The Climate & Forecast (CF) Metadata Convention for Quantization
An increasingly important and easy way to tame the geophysical data deluge is to quantize the random or unwanted trailing bits of IEEE floating point numbers, and then to losslessly compress and store only the remaining, scientifically meaningful bits. Two main problems that operational centers and other research data infrastructures (RDIs) face when employing quantization are deciding the number of significant bits (NSB, or number of significant base-10 digits, NSD) to retain, and how to convey the quantization method and precision information to downstream data users. The new Climate & Forecast (CF) convention for encoding quantization metadata solves the latter problem.

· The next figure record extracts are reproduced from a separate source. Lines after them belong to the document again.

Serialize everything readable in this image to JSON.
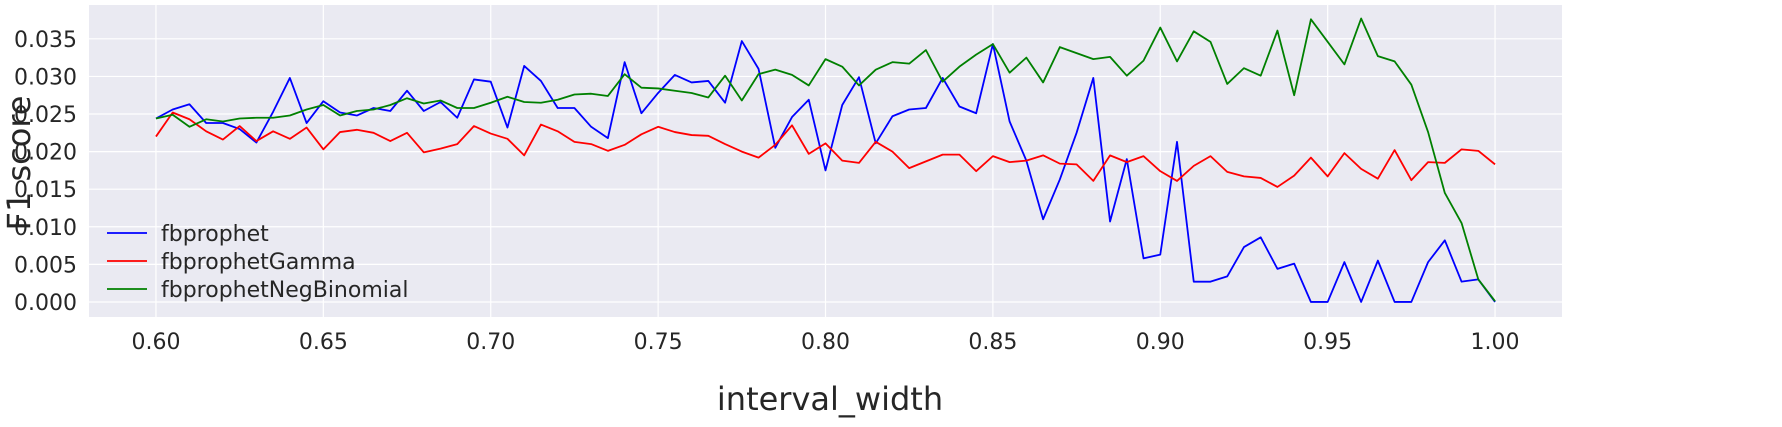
{
  "chart_data": {
    "type": "line",
    "title": "",
    "xlabel": "interval_width",
    "ylabel": "F1 score",
    "xlim": [
      0.58,
      1.02
    ],
    "ylim": [
      -0.002,
      0.0395
    ],
    "xticks": [
      0.6,
      0.65,
      0.7,
      0.75,
      0.8,
      0.85,
      0.9,
      0.95,
      1.0
    ],
    "xtick_labels": [
      "0.60",
      "0.65",
      "0.70",
      "0.75",
      "0.80",
      "0.85",
      "0.90",
      "0.95",
      "1.00"
    ],
    "yticks": [
      0.0,
      0.005,
      0.01,
      0.015,
      0.02,
      0.025,
      0.03,
      0.035
    ],
    "ytick_labels": [
      "0.000",
      "0.005",
      "0.010",
      "0.015",
      "0.020",
      "0.025",
      "0.030",
      "0.035"
    ],
    "grid": true,
    "legend_position": "lower-left",
    "x": [
      0.6,
      0.605,
      0.61,
      0.615,
      0.62,
      0.625,
      0.63,
      0.635,
      0.64,
      0.645,
      0.65,
      0.655,
      0.66,
      0.665,
      0.67,
      0.675,
      0.68,
      0.685,
      0.69,
      0.695,
      0.7,
      0.705,
      0.71,
      0.715,
      0.72,
      0.725,
      0.73,
      0.735,
      0.74,
      0.745,
      0.75,
      0.755,
      0.76,
      0.765,
      0.77,
      0.775,
      0.78,
      0.785,
      0.79,
      0.795,
      0.8,
      0.805,
      0.81,
      0.815,
      0.82,
      0.825,
      0.83,
      0.835,
      0.84,
      0.845,
      0.85,
      0.855,
      0.86,
      0.865,
      0.87,
      0.875,
      0.88,
      0.885,
      0.89,
      0.895,
      0.9,
      0.905,
      0.91,
      0.915,
      0.92,
      0.925,
      0.93,
      0.935,
      0.94,
      0.945,
      0.95,
      0.955,
      0.96,
      0.965,
      0.97,
      0.975,
      0.98,
      0.985,
      0.99,
      0.995,
      1.0
    ],
    "series": [
      {
        "name": "fbprophet",
        "color": "#0000ff",
        "values": [
          0.0244,
          0.0256,
          0.0263,
          0.0238,
          0.0238,
          0.023,
          0.0212,
          0.0253,
          0.0298,
          0.0238,
          0.0267,
          0.0252,
          0.0248,
          0.0258,
          0.0254,
          0.0281,
          0.0254,
          0.0266,
          0.0245,
          0.0296,
          0.0293,
          0.0232,
          0.0314,
          0.0294,
          0.0258,
          0.0258,
          0.0233,
          0.0218,
          0.0319,
          0.0251,
          0.0278,
          0.0302,
          0.0292,
          0.0294,
          0.0265,
          0.0347,
          0.031,
          0.0205,
          0.0246,
          0.0269,
          0.0175,
          0.0262,
          0.0299,
          0.0211,
          0.0247,
          0.0256,
          0.0258,
          0.0298,
          0.026,
          0.0251,
          0.0343,
          0.024,
          0.0188,
          0.011,
          0.0163,
          0.0225,
          0.0298,
          0.0107,
          0.019,
          0.0058,
          0.0063,
          0.0213,
          0.0027,
          0.0027,
          0.0034,
          0.0073,
          0.0086,
          0.0044,
          0.0051,
          0.0,
          0.0,
          0.0053,
          0.0,
          0.0055,
          0.0,
          0.0,
          0.0053,
          0.0082,
          0.0027,
          0.003,
          0.0
        ]
      },
      {
        "name": "fbprophetGamma",
        "color": "#ff0000",
        "values": [
          0.022,
          0.0252,
          0.0243,
          0.0227,
          0.0216,
          0.0234,
          0.0214,
          0.0227,
          0.0217,
          0.0232,
          0.0203,
          0.0226,
          0.0229,
          0.0225,
          0.0214,
          0.0225,
          0.0199,
          0.0204,
          0.021,
          0.0234,
          0.0224,
          0.0217,
          0.0195,
          0.0236,
          0.0227,
          0.0213,
          0.021,
          0.0201,
          0.0209,
          0.0223,
          0.0233,
          0.0226,
          0.0222,
          0.0221,
          0.021,
          0.02,
          0.0192,
          0.0209,
          0.0235,
          0.0197,
          0.0211,
          0.0188,
          0.0185,
          0.0213,
          0.02,
          0.0178,
          0.0187,
          0.0196,
          0.0196,
          0.0174,
          0.0194,
          0.0186,
          0.0188,
          0.0195,
          0.0184,
          0.0183,
          0.0161,
          0.0195,
          0.0186,
          0.0194,
          0.0174,
          0.0161,
          0.0181,
          0.0194,
          0.0173,
          0.0167,
          0.0165,
          0.0153,
          0.0168,
          0.0192,
          0.0167,
          0.0198,
          0.0177,
          0.0164,
          0.0202,
          0.0162,
          0.0186,
          0.0185,
          0.0203,
          0.0201,
          0.0183
        ]
      },
      {
        "name": "fbprophetNegBinomial",
        "color": "#008000",
        "values": [
          0.0244,
          0.0249,
          0.0233,
          0.0243,
          0.024,
          0.0244,
          0.0245,
          0.0245,
          0.0248,
          0.0256,
          0.0262,
          0.0248,
          0.0254,
          0.0256,
          0.0262,
          0.0271,
          0.0264,
          0.0268,
          0.0258,
          0.0258,
          0.0265,
          0.0273,
          0.0266,
          0.0265,
          0.0269,
          0.0276,
          0.0277,
          0.0274,
          0.0303,
          0.0285,
          0.0284,
          0.0281,
          0.0278,
          0.0272,
          0.0301,
          0.0268,
          0.0303,
          0.0309,
          0.0302,
          0.0288,
          0.0323,
          0.0313,
          0.0288,
          0.0309,
          0.0319,
          0.0317,
          0.0335,
          0.0293,
          0.0313,
          0.0329,
          0.0343,
          0.0305,
          0.0325,
          0.0292,
          0.0339,
          0.0331,
          0.0323,
          0.0326,
          0.0301,
          0.0321,
          0.0365,
          0.032,
          0.036,
          0.0346,
          0.029,
          0.0311,
          0.0301,
          0.0361,
          0.0275,
          0.0376,
          0.0346,
          0.0316,
          0.0377,
          0.0327,
          0.032,
          0.0289,
          0.0226,
          0.0145,
          0.0105,
          0.003,
          0.0001
        ]
      }
    ]
  }
}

This presentation describes the new CF convention, and illustrates its use and appearance in a reference implementation in the netCDF Operators (NCO).
The new CF metadata convention can be implemented in any of the multiple language bindings (C, Fortran, Java, Python etc.) that already support the quantization algorithms provided by the netCDF library for multiple backend storage format (e.g., HDF5, Zarr). CF-compliant files will include provenance information about the exact quantization method (e.g., BitRound, Digit Round, Granular BitGroom) in a container variable of negligible size, and will convey variable-specific information (NSD or NSB) as attributes of each quantized field. Optional variable-level attributes can provide metrics such as the maximum relative error due to quantization. As motivation to adopt the new CF convention, we show that (RDIs) like the Coupled Model Intercomparison Project (e.g., CMIP7) could increase their overall compression ratio by a factor of about two relative to CMIP6 while still preserving all scientifically meaningful data.